30.04.2020, 1734 Zeichen
Die Amag Austria Metall AG hat im 1. Quartal um 10 Prozent geringere Umsatzerlöse in Höhe von 246,4 Mio. Euro erreicht. Hauptgrund dafür sei neben dem niedrigeren Aluminiumpreis vor allem eine um 11 Prozent geringere Absatzmenge (99.600 Tonnen nach 111.600 Tonnen im 1. Quartal 2019) gewesen, so das Unternehmen. Das EBITDA erhöhte sich im Quartalsvergleich von 33,0 auf 36,5 Mio. Euro, was insbesondere auf die positive Entwicklung im Segment Metall zurückzuführen gewesen sei, wie es heißt. Aufgrund der positiven operativen Entwicklung verzeichnete die Gruppe beim EBIT einen Anstieg um 21 Prozent auf 15,5 Mio. Euro.
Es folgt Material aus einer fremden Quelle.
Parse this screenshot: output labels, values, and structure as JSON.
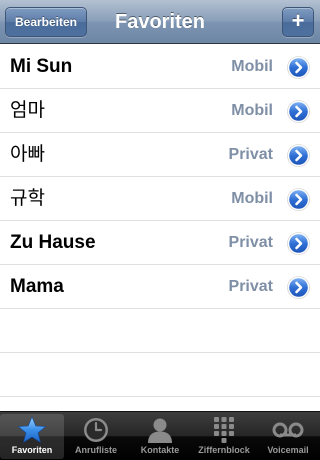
{
  "navbar": {
    "title": "Favoriten",
    "edit_label": "Bearbeiten",
    "add_label": "+"
  },
  "favorites": [
    {
      "name": "Mi Sun",
      "type": "Mobil",
      "bold": true
    },
    {
      "name": "엄마",
      "type": "Mobil",
      "bold": false
    },
    {
      "name": "아빠",
      "type": "Privat",
      "bold": false
    },
    {
      "name": "규학",
      "type": "Mobil",
      "bold": false
    },
    {
      "name": "Zu Hause",
      "type": "Privat",
      "bold": true
    },
    {
      "name": "Mama",
      "type": "Privat",
      "bold": true
    }
  ],
  "tabbar": {
    "tabs": [
      {
        "label": "Favoriten",
        "icon": "star-icon",
        "selected": true
      },
      {
        "label": "Anrufliste",
        "icon": "clock-icon",
        "selected": false
      },
      {
        "label": "Kontakte",
        "icon": "person-icon",
        "selected": false
      },
      {
        "label": "Ziffernblock",
        "icon": "keypad-icon",
        "selected": false
      },
      {
        "label": "Voicemail",
        "icon": "voicemail-icon",
        "selected": false
      }
    ]
  },
  "colors": {
    "accent_blue": "#2f6fd6",
    "detail_type_text": "#7f8fa6",
    "navbar": "#6d86a5"
  }
}
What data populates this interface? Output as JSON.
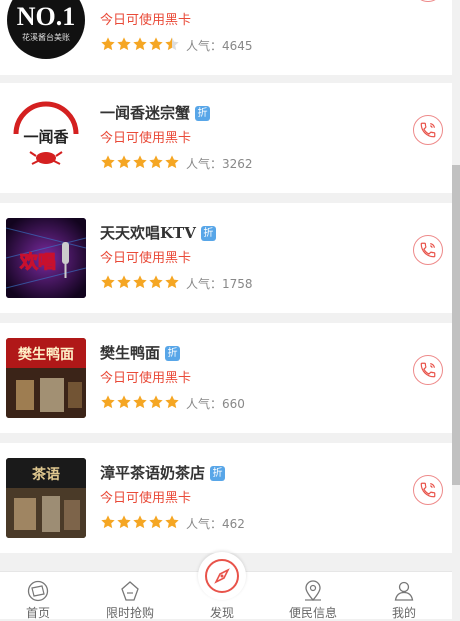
{
  "shops": [
    {
      "name": "",
      "discount": "",
      "promo": "今日可使用黑卡",
      "rating": 4.5,
      "pop_label": "人气：",
      "pop_value": "4645",
      "logo_text": "NO.1",
      "logo_sub": "花溪酱台美账"
    },
    {
      "name": "一闻香迷宗蟹",
      "discount": "折",
      "promo": "今日可使用黑卡",
      "rating": 5,
      "pop_label": "人气：",
      "pop_value": "3262",
      "logo_text": "一闻香"
    },
    {
      "name": "天天欢唱KTV",
      "discount": "折",
      "promo": "今日可使用黑卡",
      "rating": 5,
      "pop_label": "人气：",
      "pop_value": "1758",
      "logo_text": "欢唱"
    },
    {
      "name": "樊生鸭面",
      "discount": "折",
      "promo": "今日可使用黑卡",
      "rating": 5,
      "pop_label": "人气：",
      "pop_value": "660",
      "logo_text": "樊生鸭面"
    },
    {
      "name": "漳平茶语奶茶店",
      "discount": "折",
      "promo": "今日可使用黑卡",
      "rating": 5,
      "pop_label": "人气：",
      "pop_value": "462",
      "logo_text": "茶语"
    }
  ],
  "tabs": [
    {
      "label": "首页",
      "icon": "home-icon"
    },
    {
      "label": "限时抢购",
      "icon": "flash-sale-icon"
    },
    {
      "label": "发现",
      "icon": "compass-icon"
    },
    {
      "label": "便民信息",
      "icon": "location-pin-icon"
    },
    {
      "label": "我的",
      "icon": "user-icon"
    }
  ],
  "colors": {
    "accent": "#e94a38",
    "star": "#f5a623",
    "badge": "#58a6e8"
  }
}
Das Ergebnis nach Ertragsteuern erhöhte sich im Vergleich zum 1. Quartal 2019 um 51 Prozent auf 11,5 Mio. Euro. Am 31. März 2020 lag die Liquidität nahezu unverändert im Vergleich zum Jahresultimo 2019 bei 267,6 Mio. Euro. CEO Gerald Mayer: "Die breite Aufstellung ist ein wesentlicher Eckpfeiler unserer Strategie und kommt im aktuellen Marktumfeld als stabilisierender Faktor besonders zur Geltung. Durch das breitgefächerte Produkt- und Kundenportfolio mit einer Vielzahl von Spezialprodukten ist die Abhängigkeit von einzelnen Schlüsselkunden und -industrien vergleichsweise gering. Die Vormaterialversorgung mit Aluminiumschrotten ist gut abgesichert. Mit den Investitionen der letzten Jahre haben wir in der Vormaterialversorgung für den Standort Ranshofen frühzeitig auf eine weitgehende Unabhängigkeit von Regionen außerhalb Europas gesetzt."
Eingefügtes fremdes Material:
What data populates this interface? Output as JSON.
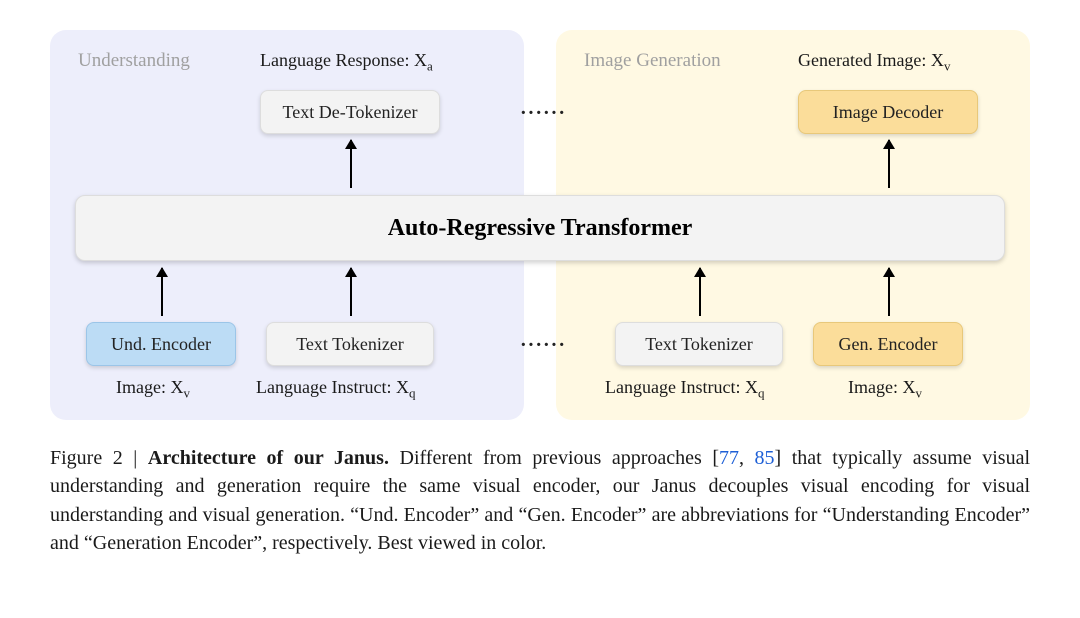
{
  "diagram": {
    "left_section_title": "Understanding",
    "right_section_title": "Image Generation",
    "left_output_label": "Language Response: X",
    "left_output_sub": "a",
    "right_output_label": "Generated Image: X",
    "right_output_sub": "v",
    "text_detokenizer": "Text De-Tokenizer",
    "image_decoder": "Image Decoder",
    "transformer": "Auto-Regressive Transformer",
    "und_encoder": "Und. Encoder",
    "text_tokenizer_left": "Text Tokenizer",
    "text_tokenizer_right": "Text Tokenizer",
    "gen_encoder": "Gen. Encoder",
    "dots": "······",
    "left_input_image": "Image: X",
    "left_input_image_sub": "v",
    "left_input_lang": "Language Instruct: X",
    "left_input_lang_sub": "q",
    "right_input_lang": "Language Instruct: X",
    "right_input_lang_sub": "q",
    "right_input_image": "Image: X",
    "right_input_image_sub": "v"
  },
  "caption": {
    "prefix": "Figure 2 | ",
    "bold": "Architecture of our Janus.",
    "text1": " Different from previous approaches [",
    "ref1": "77",
    "comma": ", ",
    "ref2": "85",
    "text2": "] that typically assume visual understanding and generation require the same visual encoder, our Janus decouples visual encoding for visual understanding and visual generation. “Und. Encoder” and “Gen. Encoder” are abbreviations for “Understanding Encoder” and “Generation Encoder”, respectively. Best viewed in color."
  }
}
Aufgrund des von COVID-19 beeinflussten Marktumfelds erwartet der Vorstand für das Geschäftsjahr 2020 einen spürbaren Ergebnisrückgang im Vergleich zu 2019. Das Ausmaß dieses Rückgangs ist laut Amag aufgrund der hohen Marktunsicherheiten derzeit nicht prognostizierbar.